A lot of talented people are pulling together for the Hamilton Gardens Arts Festival - from the ground up. Denise Irvine meets five of them.

This is a third of five stories we will bring to you over the week to celebrate this year's Gardens Arts Festival.

Fiona Murdoch is director of Dance Folkus, an international folk and historical dance group bringing the genteel manners, mores and dance patterns of the 1800s to the festival for the second time, in the form of The Jane Austen Summer Assembly.

"Dance Folkus is a small recreational dance group and the Assembly at the festival gives more people a chance to participate, to experience the Regency era.

I am the dancing mistress for the Assembly. There is a lot of etiquette involved. It is prevalent in Jane Austen's novels and the movies that have been made in more recent times. Back in Jane Austen's day, dancing masters would have gone around all the great houses in England and taught the young ladies and men to dance.
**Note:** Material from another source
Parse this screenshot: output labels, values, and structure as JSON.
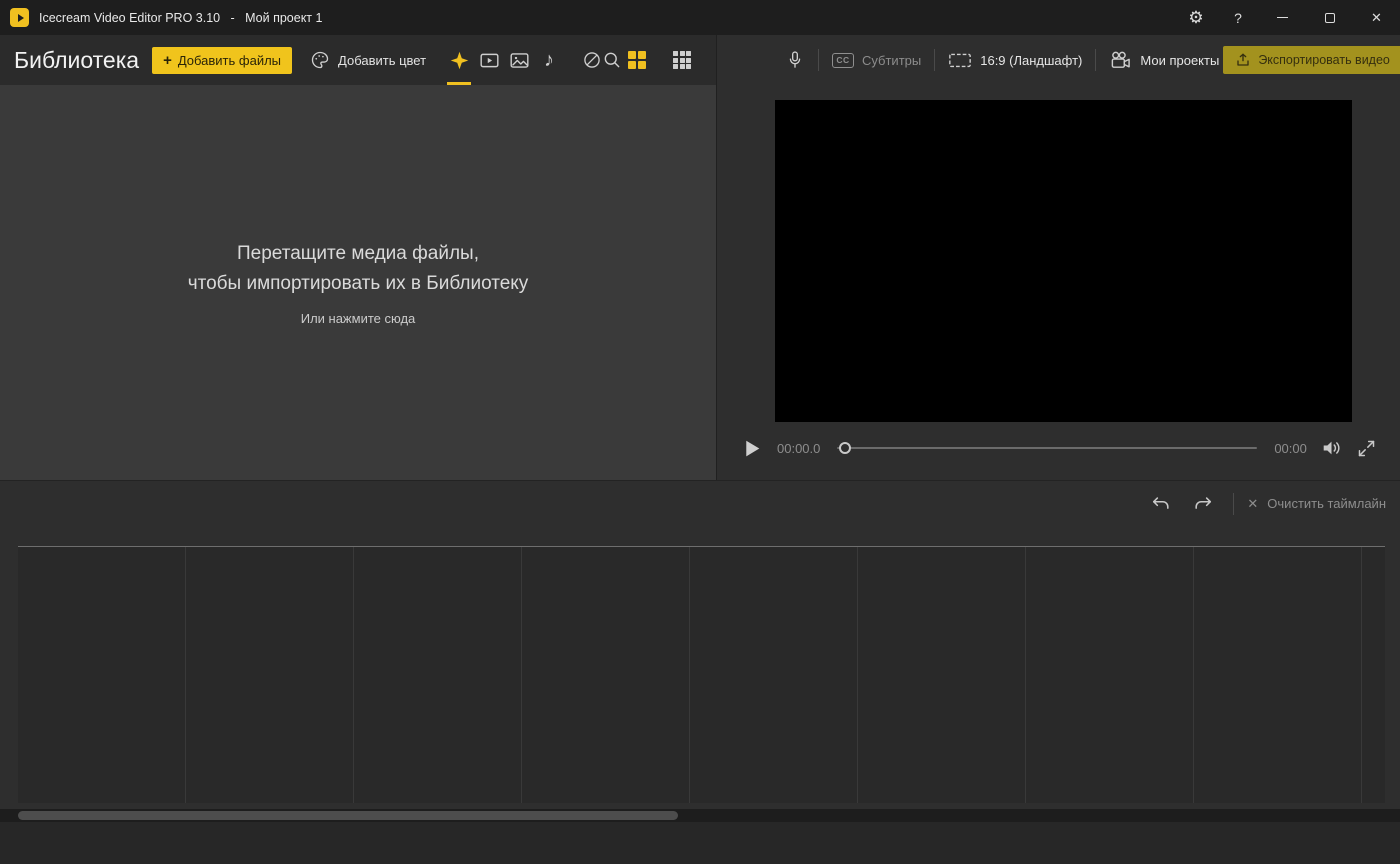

We can't reproduce this faithfully. We walk through the basic dance patterns, and once they've got the basic form of progression, it works. We don't load too much on to people. We have a wonderful small ensemble that specialises in the music of this period.

Last year we had a programme of about 12 to 13 dances; they have names like Comical Fellow, The Hole in the Wall, Gathering Peascods, and A Trip to Highgate. We enjoyed punch, and a light supper, as they would have done in Regency times. We got about 70 people - it was sold out, it was a great success. It captures people's imaginations, and we had inquiries about group bookings. We want people to have fun, we like to see their smiling faces.
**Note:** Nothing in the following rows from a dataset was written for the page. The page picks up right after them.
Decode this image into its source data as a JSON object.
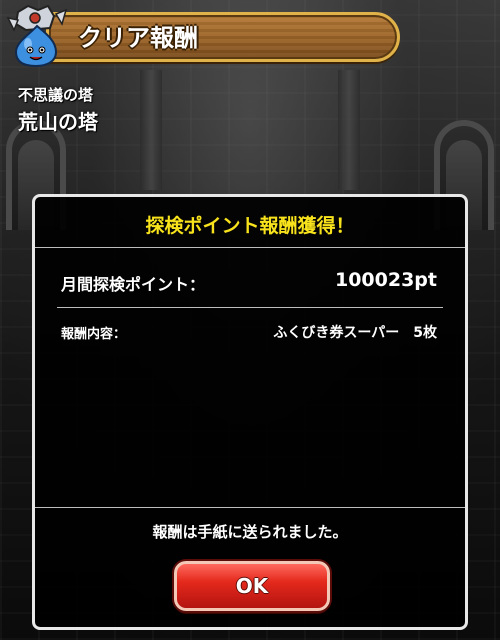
{
  "header": {
    "title": "クリア報酬",
    "icon": "slime-knight-monster-icon"
  },
  "location": {
    "tower": "不思議の塔",
    "floor_name": "荒山の塔"
  },
  "dialog": {
    "title": "探検ポイント報酬獲得！",
    "points_label": "月間探検ポイント：",
    "points_value": "100023pt",
    "reward_label": "報酬内容：",
    "reward_value": "ふくびき券スーパー　5枚",
    "notice": "報酬は手紙に送られました。",
    "ok_label": "OK"
  },
  "colors": {
    "title_yellow": "#f7e21c",
    "button_red": "#e5291d",
    "banner_wood": "#9b6428",
    "banner_border": "#e0b24a"
  }
}
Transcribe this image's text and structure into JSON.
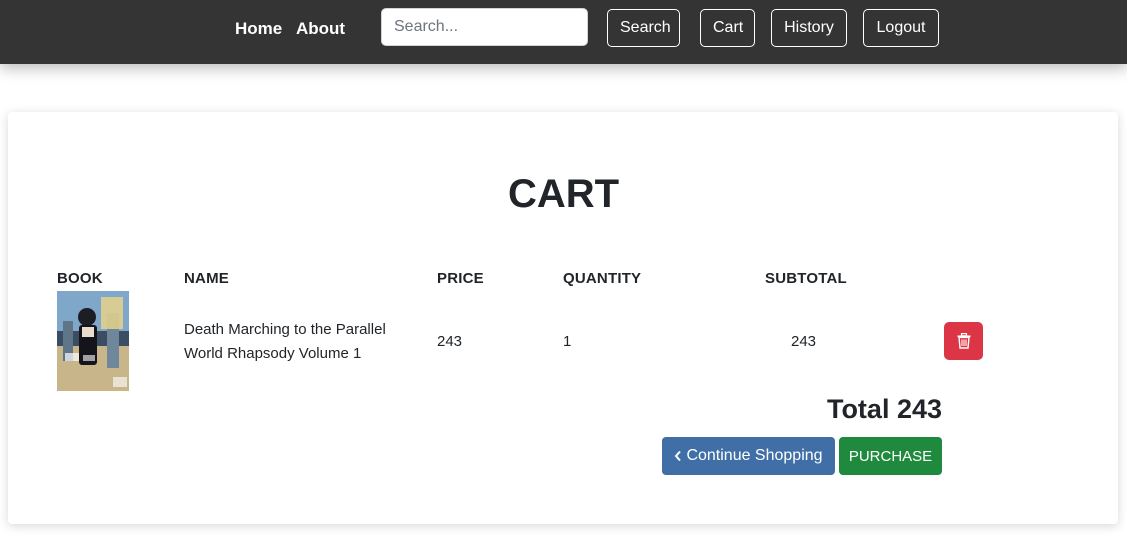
{
  "navbar": {
    "home_label": "Home",
    "about_label": "About",
    "search_placeholder": "Search...",
    "search_value": "",
    "search_button": "Search",
    "cart_button": "Cart",
    "history_button": "History",
    "logout_button": "Logout",
    "bg_color": "#343434"
  },
  "cart": {
    "title": "CART",
    "columns": [
      "BOOK",
      "NAME",
      "PRICE",
      "QUANTITY",
      "SUBTOTAL"
    ],
    "items": [
      {
        "name_line1": "Death Marching to the Parallel",
        "name_line2": "World Rhapsody Volume 1",
        "price": "243",
        "quantity": "1",
        "subtotal": "243",
        "delete_icon": "trash-icon"
      }
    ],
    "total_label": "Total 243",
    "continue_icon": "chevron-left-icon",
    "continue_label": "Continue Shopping",
    "purchase_label": "PURCHASE"
  },
  "colors": {
    "delete": "#dc3545",
    "continue": "#3f6fa6",
    "purchase": "#1f8a3e"
  }
}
What I was so impressed with was the effort people went to: they were dressed in the style of the period. Women were beautifully frocked up and the men looked fantastic as well. It was magic. People like to dress up and this was a romantic era. Men can look handsome and dashing, women can look beautiful, and people adopt the attitude and persona that goes with it. The costumes take over.

Every man has an inner Mr Darcy and every girl has an inner Miss Elizabeth."

The Summer Assembly is at the Pavilion, 7.30pm, February 28. A free workshop for Assembly ticket-holders takes place Sunday, February 24, 2pm, Victorian Garden Conservatory.